From dbtwery@bellatlantic.net Fri Aug 25 02:23:49 2000
Return-Path: <dbtwery@bellatlantic.net>
Received: (qmail 19381 invoked from network); 25 Aug 2000 09:23:49 -0000
Received: from unknown (10.1.10.27) by m1.onelist.org with QMQP; 25 Aug 2000 09:23:49 -0000
Received: from unknown (HELO smtp-out2.bellatlantic.net) (199.45.39.157) by mta2 with SMTP; 25 Aug 2000 09:23:49 -0000
Received: from voyou (adsl-141-151-15-117.bellatlantic.net [141.151.15.117]) by smtp-out2.bellatlantic.net (8.9.1/8.9.1) with SMTP id FAA20154 for <lojban@egroups.com>; Fri, 25 Aug 2000 05:23:42 -0400 (EDT)
Message-ID: <002a01c00e76$01d770c0$aa45fea9@voyou>
To: "Lojban List" <lojban@egroups.com>
References: <4.2.2.20000823084322.00a24cb0@127.0.0.1> <4.2.2.20000824085154.00a693e0@127.0.0.1>
Subject: Re: [lojban] le stura be la gihuste
Date: Fri, 25 Aug 2000 05:22:34 -0400
MIME-Version: 1.0
Content-Type: text/plain; charset="iso-8859-1"
Content-Transfer-Encoding: 8bit
X-Priority: 3
X-MSMail-Priority: Normal
X-Mailer: Microsoft Outlook Express 5.00.2615.200
X-MimeOLE: Produced By Microsoft MimeOLE V5.00.2615.200
From: "David Twery" <dbtwery@bellatlantic.net>
X-Yahoo-Message-Num: 4034


----- Original Message -----
From: Bob LeChevalier (lojbab) <lojbab@lojban.org>
To: Lojban List <lojban@egroups.com>
Sent: Thursday, 24 August 2000 10:23

I may have been working on something that Elrond can use ...

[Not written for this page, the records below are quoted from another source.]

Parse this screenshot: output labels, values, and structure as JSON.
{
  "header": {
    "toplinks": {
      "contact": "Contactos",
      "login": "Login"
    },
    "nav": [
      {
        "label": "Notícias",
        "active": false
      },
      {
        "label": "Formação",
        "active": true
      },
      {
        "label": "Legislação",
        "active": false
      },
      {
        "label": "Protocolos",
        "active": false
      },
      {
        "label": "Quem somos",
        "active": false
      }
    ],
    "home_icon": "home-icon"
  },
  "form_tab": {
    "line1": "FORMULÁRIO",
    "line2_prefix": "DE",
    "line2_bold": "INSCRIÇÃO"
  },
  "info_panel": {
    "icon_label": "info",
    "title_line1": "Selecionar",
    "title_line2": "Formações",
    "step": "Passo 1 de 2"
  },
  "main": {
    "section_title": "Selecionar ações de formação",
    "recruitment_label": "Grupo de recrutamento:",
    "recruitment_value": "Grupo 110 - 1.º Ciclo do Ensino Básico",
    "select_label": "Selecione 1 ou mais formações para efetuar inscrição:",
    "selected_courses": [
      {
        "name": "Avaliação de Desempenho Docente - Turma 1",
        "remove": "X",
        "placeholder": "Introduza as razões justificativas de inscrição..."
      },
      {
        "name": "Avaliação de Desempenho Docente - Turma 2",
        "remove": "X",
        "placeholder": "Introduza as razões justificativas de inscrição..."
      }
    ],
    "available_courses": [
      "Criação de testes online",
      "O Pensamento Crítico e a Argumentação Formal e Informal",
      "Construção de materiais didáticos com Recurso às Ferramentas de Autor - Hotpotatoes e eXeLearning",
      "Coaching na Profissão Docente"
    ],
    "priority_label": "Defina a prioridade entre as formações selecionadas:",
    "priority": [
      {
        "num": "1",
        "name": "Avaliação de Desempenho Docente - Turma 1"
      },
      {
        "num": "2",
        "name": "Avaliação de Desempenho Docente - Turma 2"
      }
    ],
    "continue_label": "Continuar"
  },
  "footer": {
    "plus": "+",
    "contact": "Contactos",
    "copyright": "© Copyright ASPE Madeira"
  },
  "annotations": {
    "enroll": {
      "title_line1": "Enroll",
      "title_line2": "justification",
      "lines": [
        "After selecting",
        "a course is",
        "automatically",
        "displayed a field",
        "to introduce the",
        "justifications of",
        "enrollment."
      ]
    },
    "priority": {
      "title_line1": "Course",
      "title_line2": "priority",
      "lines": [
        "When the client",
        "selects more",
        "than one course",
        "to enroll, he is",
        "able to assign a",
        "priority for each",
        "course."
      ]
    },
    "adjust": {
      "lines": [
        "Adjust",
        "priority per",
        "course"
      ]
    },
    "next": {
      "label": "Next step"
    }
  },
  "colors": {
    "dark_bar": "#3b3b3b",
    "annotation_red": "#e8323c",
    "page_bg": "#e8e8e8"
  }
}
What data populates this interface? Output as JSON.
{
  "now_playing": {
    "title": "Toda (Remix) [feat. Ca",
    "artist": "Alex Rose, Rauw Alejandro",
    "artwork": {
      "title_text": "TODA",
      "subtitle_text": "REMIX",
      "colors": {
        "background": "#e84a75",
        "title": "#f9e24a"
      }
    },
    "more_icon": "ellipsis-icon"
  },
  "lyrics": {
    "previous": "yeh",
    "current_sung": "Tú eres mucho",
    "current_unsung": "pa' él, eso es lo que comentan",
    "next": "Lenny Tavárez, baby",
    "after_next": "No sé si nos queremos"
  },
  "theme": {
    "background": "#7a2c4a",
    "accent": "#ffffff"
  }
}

> I think this is perhaps the main difference between the two
> approaches.  When translating, you are focusing on translating all
material
> for a single word at one time.  On the other hand, when creating such
> lists, we found it most highly essential to be able to look at the same
> fields for large numbers of words at one time, which allows me to sort on
> the fly on any of the fields, and to compare the same fields of all words
> of certain types; to the extent that the place structure definitions are
> consistent, it has been because we were able to do such multi-word
> comparisons easily in a single page display.  This necessitates either
> fixed length fields, or perhaps a spreadsheet-style database (I haven't
> used spreadsheets in years, so I am not sure the state of the art in
> user-friendliness of display, but I am thinking of Excel, which Nora has
> used on occasion.) which does allow for variable length fields (but I have
> no idea how the data is stored internally).
>
> We have never had a qualm about adding a field later, when it was shown to
> be needed, and I don't think we have the design competence at this point
to
> be certain what fields would be needed for a variety of tools, or even for
> a variety of natural languages.  It seems that you want to add all the
> fields now and do the translation for each word for all fields, but
> practically speaking, I don't think that we can reasonably produce even
the
> English form of such a list with added fields for grammatical information
> any time soon.

I have been using Excel as a database in my current project, which is to
generate a list of synonyms. After some of the worst god-awful programming
you'd ever want to see, I managed to extract as many of the synonyms in the
baseline gismu list as possible. It was downright easy to import into Excel.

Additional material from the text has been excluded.